Stewart and his colleagues were sold on the idea of the summer internship program de-signed to help college students gain hands-on business experience under the supervision of a mentor. But the company had too much overhead, and the paperwork required to analyze each student’s business was overwhelming.
But Stewart and the other partners,Jeff Gunhus, Jason Reid, Spencer Pepe and Tracy Meneses,were all veterans of the program and thought they could make it work. So they purchased the rights to the name, tweaked the business model and in 1996 launched National Services Group from a Santa Ana headquarters with Stewart as general partner.
That year, it had $1.5 million in revenue, five employees and operated solely in California. Their goal, they said, was to spread the scope of Student Works Painting and the newer College Works Painting outside the state to provide more university students the opportunity to run a business while in school.
Since then, the company has grown between 25% and 40% each year, and now has 120 employees managing 800 student businesses in 15 states. There are more than 800 student-run businesses under the National umbrella.
That’s not to say getting into the program is a breeze.
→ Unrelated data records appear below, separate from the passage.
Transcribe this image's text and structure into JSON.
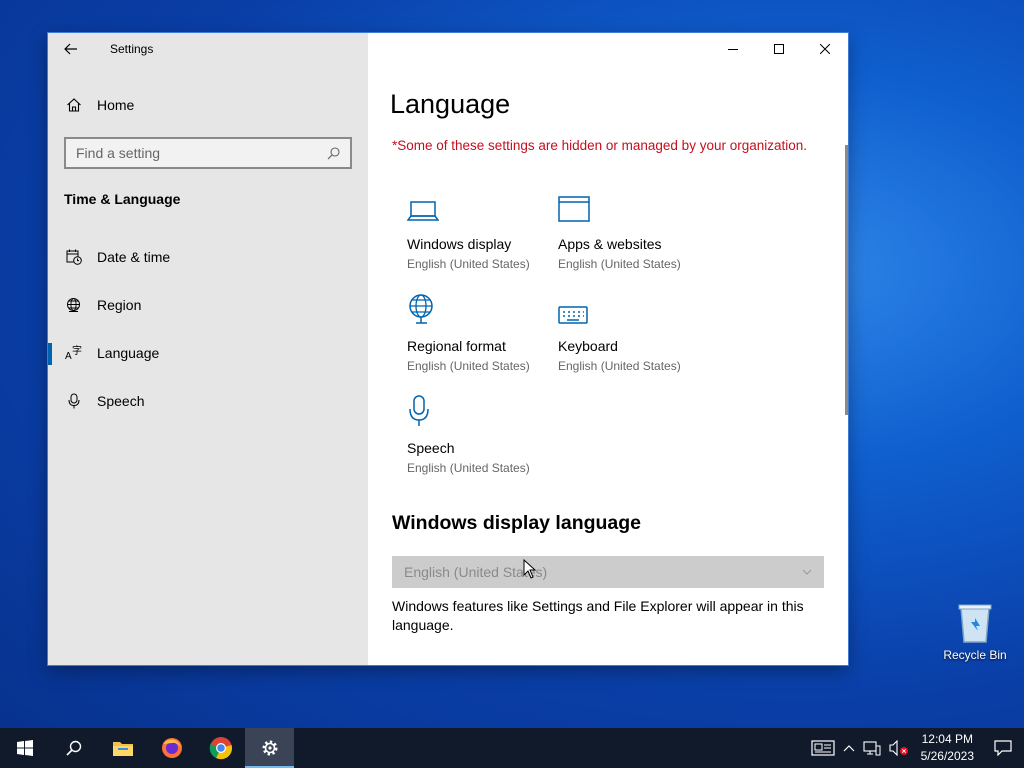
{
  "desktop": {
    "recycle_bin_label": "Recycle Bin"
  },
  "window": {
    "title": "Settings",
    "controls": [
      "minimize",
      "maximize",
      "close"
    ]
  },
  "sidebar": {
    "home_label": "Home",
    "search_placeholder": "Find a setting",
    "section_title": "Time & Language",
    "items": [
      {
        "label": "Date & time",
        "icon": "calendar-clock-icon",
        "active": false
      },
      {
        "label": "Region",
        "icon": "globe-icon",
        "active": false
      },
      {
        "label": "Language",
        "icon": "language-icon",
        "active": true
      },
      {
        "label": "Speech",
        "icon": "microphone-icon",
        "active": false
      }
    ]
  },
  "main": {
    "title": "Language",
    "warning": "*Some of these settings are hidden or managed by your organization.",
    "tiles": [
      {
        "label": "Windows display",
        "sub": "English (United States)",
        "icon": "laptop-icon"
      },
      {
        "label": "Apps & websites",
        "sub": "English (United States)",
        "icon": "window-icon"
      },
      {
        "label": "Regional format",
        "sub": "English (United States)",
        "icon": "globe-settings-icon"
      },
      {
        "label": "Keyboard",
        "sub": "English (United States)",
        "icon": "keyboard-icon"
      },
      {
        "label": "Speech",
        "sub": "English (United States)",
        "icon": "microphone-icon"
      }
    ],
    "display_language_heading": "Windows display language",
    "display_language_value": "English (United States)",
    "display_language_desc": "Windows features like Settings and File Explorer will appear in this language."
  },
  "taskbar": {
    "apps": [
      "start",
      "search",
      "file-explorer",
      "firefox",
      "chrome",
      "settings"
    ],
    "active_app": "settings",
    "time": "12:04 PM",
    "date": "5/26/2023"
  },
  "colors": {
    "accent": "#0063b1",
    "warning": "#c50f1f",
    "sidebar_bg": "#e6e6e6",
    "taskbar_bg": "#101a2a"
  }
}
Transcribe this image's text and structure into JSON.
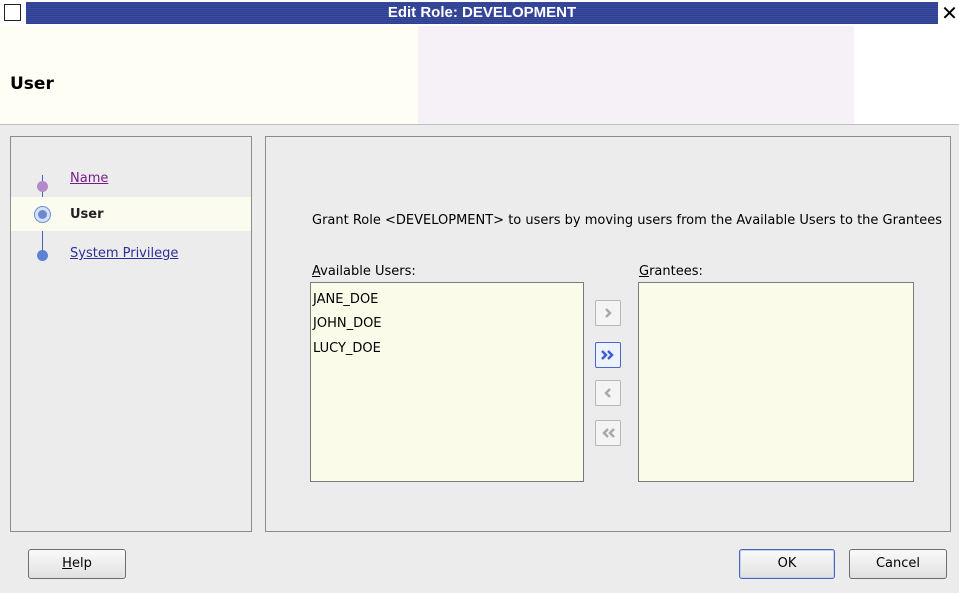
{
  "window": {
    "title": "Edit Role: DEVELOPMENT",
    "close_glyph": "✕"
  },
  "header": {
    "title": "User"
  },
  "nav": {
    "items": [
      {
        "label": "Name",
        "state": "visited"
      },
      {
        "label": "User",
        "state": "current"
      },
      {
        "label": "System Privilege",
        "state": "link"
      }
    ]
  },
  "main": {
    "description": "Grant Role <DEVELOPMENT> to users by moving users from the Available Users to the Grantees",
    "available_label_mnemonic": "A",
    "available_label_rest": "vailable Users:",
    "grantees_label_mnemonic": "G",
    "grantees_label_rest": "rantees:",
    "available_users": [
      "JANE_DOE",
      "JOHN_DOE",
      "LUCY_DOE"
    ],
    "grantees": []
  },
  "shuttle": {
    "move": {
      "icon": "move-right-icon",
      "enabled": false
    },
    "move_all": {
      "icon": "move-all-right-icon",
      "enabled": true
    },
    "remove": {
      "icon": "move-left-icon",
      "enabled": false
    },
    "remove_all": {
      "icon": "move-all-left-icon",
      "enabled": false
    }
  },
  "buttons": {
    "help_mnemonic": "H",
    "help_rest": "elp",
    "ok": "OK",
    "cancel": "Cancel"
  },
  "colors": {
    "title_bar": "#2e3f92",
    "link": "#2c2f9a",
    "visited_link": "#7a1d8c",
    "list_background": "#fbfbe9",
    "active_nav_background": "#fbfbef"
  }
}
Stewart said only about 10% of the students interviewed are hired. The company, he said, looks for students with a strong work ethic.
“Hard work and perseverance always pay off,” he said.
Stewart predicts company revenue will exceed $10 million in 2002.
“Our goal is to be painting in 24 to 28 states and to grow from a $10 million to a $35 million company,” he said in a recent interview.
As part of that expansion, Stewart said, the company would like to add two or three other service-related businesses and expand in 2003 to as many as eight new states. Already this year, the company has formed National Windows Specialists in Illinois and Direct Hit Marketing in Southern California.
Part of the business model that makes such fast expansion possible is National’s Internet-based management system. Through a proprietary intranet, the company tracks sales, manages client and student data, handles accounting for student businesses, handles customer complaints and provides warranty information. Its intranet,dubbed MANTIS,was runner-up in the INC Web Awards last year.
Stewart said it’s still a challenge to raise capital for the company. And, he said, he sometimes struggles with allocating responsibility.
Though the partners carefully avoid the perception of a hierarchy,the company has no chief executive,Stewart is widely credited for much of the company’s growth.
Alton Burkhalter, an Irvine attorney, said Stewart has “management and leadership ability that is very rare in a person of his age.”
That ability spills beyond the workplace, too. Stewart, who was a finalist for the 2000 Ernst & Young Entrepreneur of the Year award, sits on the board of Costa Mesa-based Share Our Selves and is president of the Orange County chapter of the Young Entrepreneurs Organization.
He and his wife, Jill,whom he met while working for Student Works Painting,have a 2-month-old son, Jake.